Hudson C, Flanagan J G, Turner G S, McLeod D
University Department of Ophthalmology, Manchester Royal Eye Hospital.
Br J Ophthalmol. 1998 Feb;82(2):121-30. doi: 10.1136/bjo.82.2.121.
(i) To evaluate the relation between retinal thickness and the Z profile signal width of a scanning laser tomographer in selected patients exhibiting clinically manifest and circumscribed macular retinal thickening; (ii) to compare the Z profile signal width values of a group of age similar normal subjects with those of the patients with macular retinal thickening; and (iii) to present the methodology underlying the Z profile signal width derivation.

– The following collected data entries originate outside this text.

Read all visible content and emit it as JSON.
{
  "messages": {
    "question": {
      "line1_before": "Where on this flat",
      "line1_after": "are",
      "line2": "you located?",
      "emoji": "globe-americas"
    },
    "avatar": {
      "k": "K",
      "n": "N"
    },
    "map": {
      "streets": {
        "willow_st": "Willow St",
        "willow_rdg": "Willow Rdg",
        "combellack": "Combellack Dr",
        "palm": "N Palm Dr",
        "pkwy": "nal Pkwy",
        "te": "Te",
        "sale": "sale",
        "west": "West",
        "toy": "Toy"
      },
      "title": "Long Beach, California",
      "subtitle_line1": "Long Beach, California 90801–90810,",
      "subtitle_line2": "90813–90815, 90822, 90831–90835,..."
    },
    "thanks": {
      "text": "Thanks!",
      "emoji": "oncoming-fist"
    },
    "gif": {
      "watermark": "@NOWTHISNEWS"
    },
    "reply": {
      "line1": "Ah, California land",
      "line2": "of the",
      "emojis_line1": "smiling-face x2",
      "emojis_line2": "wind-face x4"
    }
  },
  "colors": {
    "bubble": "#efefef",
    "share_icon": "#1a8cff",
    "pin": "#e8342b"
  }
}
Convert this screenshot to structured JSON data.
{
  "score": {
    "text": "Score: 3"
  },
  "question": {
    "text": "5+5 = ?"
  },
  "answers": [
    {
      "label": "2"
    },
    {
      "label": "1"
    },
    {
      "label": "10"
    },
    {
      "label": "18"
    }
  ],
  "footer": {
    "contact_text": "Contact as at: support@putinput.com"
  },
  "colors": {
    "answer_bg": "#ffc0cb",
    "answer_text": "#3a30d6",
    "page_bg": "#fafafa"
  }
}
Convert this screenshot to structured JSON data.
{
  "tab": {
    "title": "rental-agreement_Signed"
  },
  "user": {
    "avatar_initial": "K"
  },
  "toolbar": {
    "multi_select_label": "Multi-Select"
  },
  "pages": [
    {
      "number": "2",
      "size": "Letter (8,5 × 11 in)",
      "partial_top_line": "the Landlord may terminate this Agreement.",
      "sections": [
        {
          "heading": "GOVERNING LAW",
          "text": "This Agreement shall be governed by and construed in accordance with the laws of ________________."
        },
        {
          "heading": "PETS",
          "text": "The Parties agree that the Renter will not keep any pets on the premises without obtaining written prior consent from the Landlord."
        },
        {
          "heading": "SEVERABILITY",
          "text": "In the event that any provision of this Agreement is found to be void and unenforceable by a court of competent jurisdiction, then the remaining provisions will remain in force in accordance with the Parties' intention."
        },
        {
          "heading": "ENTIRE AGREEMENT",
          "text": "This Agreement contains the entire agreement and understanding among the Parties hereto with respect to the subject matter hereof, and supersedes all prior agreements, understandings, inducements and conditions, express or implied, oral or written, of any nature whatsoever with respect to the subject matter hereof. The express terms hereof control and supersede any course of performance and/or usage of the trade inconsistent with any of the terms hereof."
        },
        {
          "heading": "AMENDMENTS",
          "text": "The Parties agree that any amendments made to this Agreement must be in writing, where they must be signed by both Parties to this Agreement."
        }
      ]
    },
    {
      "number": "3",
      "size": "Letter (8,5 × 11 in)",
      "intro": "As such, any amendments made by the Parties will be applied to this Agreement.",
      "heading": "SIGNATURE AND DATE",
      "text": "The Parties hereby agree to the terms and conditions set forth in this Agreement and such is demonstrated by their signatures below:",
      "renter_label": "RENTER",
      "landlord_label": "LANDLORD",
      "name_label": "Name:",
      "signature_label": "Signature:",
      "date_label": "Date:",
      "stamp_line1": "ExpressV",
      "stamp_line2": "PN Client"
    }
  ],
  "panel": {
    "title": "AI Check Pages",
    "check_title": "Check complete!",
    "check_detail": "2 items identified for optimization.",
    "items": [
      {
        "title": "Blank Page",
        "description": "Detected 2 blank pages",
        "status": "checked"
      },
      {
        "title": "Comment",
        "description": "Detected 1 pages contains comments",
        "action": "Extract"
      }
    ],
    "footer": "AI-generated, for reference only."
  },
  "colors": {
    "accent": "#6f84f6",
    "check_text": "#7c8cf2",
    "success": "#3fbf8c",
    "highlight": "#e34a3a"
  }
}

Three patients with the following conditions were selected: widespread diabetic macular oedema; localised diabetic macular oedema; and macular hole. The patients were selected because they exhibited clinically manifest and circumscribed macular retinal thickening. Patients underwent fundus photography and a clinical examination which included fundus biomicroscopy. Fourteen age similar normal subjects were also assessed. The Heidelberg retina tomograph (HRT) was utilised to acquire seven topographic images of each macula. Z profile signal width data were analysed using custom software. Signal width was measured at 50% of the maximum intensity.
For each patient with macular retinal thickening, Z profile signal width analysis (after normalisation to reduce the influence of variation in reflectance intensity between successive images) revealed a significant (p < 0.0001) localised increase of signal width which agreed with the HRT topographic analysis of retinal height, and also the clinical assessment of retinal thickness. The mean normalised Z profile signal width for the normal subjects (assessed over the whole image) ranged from 0.278 (SD 0.039) to 0.444 (0.063); these values compared with those obtained from patients in areas of macular retinal thickening of 0.761 (0.224) to 0.953 (0.194). Z profile signal width test-retest data for the patient with localised diabetic macular oedema were plus or minus 0.159 which compared with a mean signal width value of 0.761.
The evidence of this study, based upon three selected patients with macular retinal thickening and 14 normal subjects, would suggest that Z profile signal width analysis offers a non-invasive, objective, topographic, and reproducible index of macular retinal thickening. Studies employing larger sample sizes are required to determine the true clinical worth of the technique.
(i)评估在选定的表现为临床明显且局限性黄斑视网膜增厚的患者中,视网膜厚度与扫描激光断层扫描仪的Z轮廓信号宽度之间的关系;(ii)比较一组年龄相仿的正常受试者与黄斑视网膜增厚患者的Z轮廓信号宽度值;(iii)介绍Z轮廓信号宽度推导的基本方法。
选择三名患有以下病症的患者:广泛糖尿病性黄斑水肿;局限性糖尿病性黄斑水肿;黄斑裂孔。选择这些患者是因为他们表现出临床明显且局限性的黄斑视网膜增厚。患者接受了眼底摄影和包括眼底生物显微镜检查在内的临床检查。还评估了十四名年龄相仿的正常受试者。使用海德堡视网膜断层扫描仪(HRT)获取每个黄斑的七张地形图。使用定制软件分析Z轮廓信号宽度数据。在最大强度的50%处测量信号宽度。
对于每例黄斑视网膜增厚患者,Z轮廓信号宽度分析(在归一化以减少连续图像之间反射强度变化的影响后)显示信号宽度有显著(p<0.0001)的局部增加,这与视网膜高度的HRT地形图分析以及视网膜厚度的临床评估一致。正常受试者(在整个图像上评估)的平均归一化Z轮廓信号宽度范围为0.278(标准差0.039)至0.444(0.063);这些值与黄斑视网膜增厚区域患者获得的值相比,为0.761(0.224)至0.953(0.194)。局限性糖尿病性黄斑水肿患者的Z轮廓信号宽度重测数据为正负0.159,而平均信号宽度值为0.761。
基于三名选定的黄斑视网膜增厚患者和十四名正常受试者的本研究证据表明,Z轮廓信号宽度分析提供了一种非侵入性、客观、地形图式且可重复的黄斑视网膜增厚指标。需要采用更大样本量的研究来确定该技术的真正临床价值。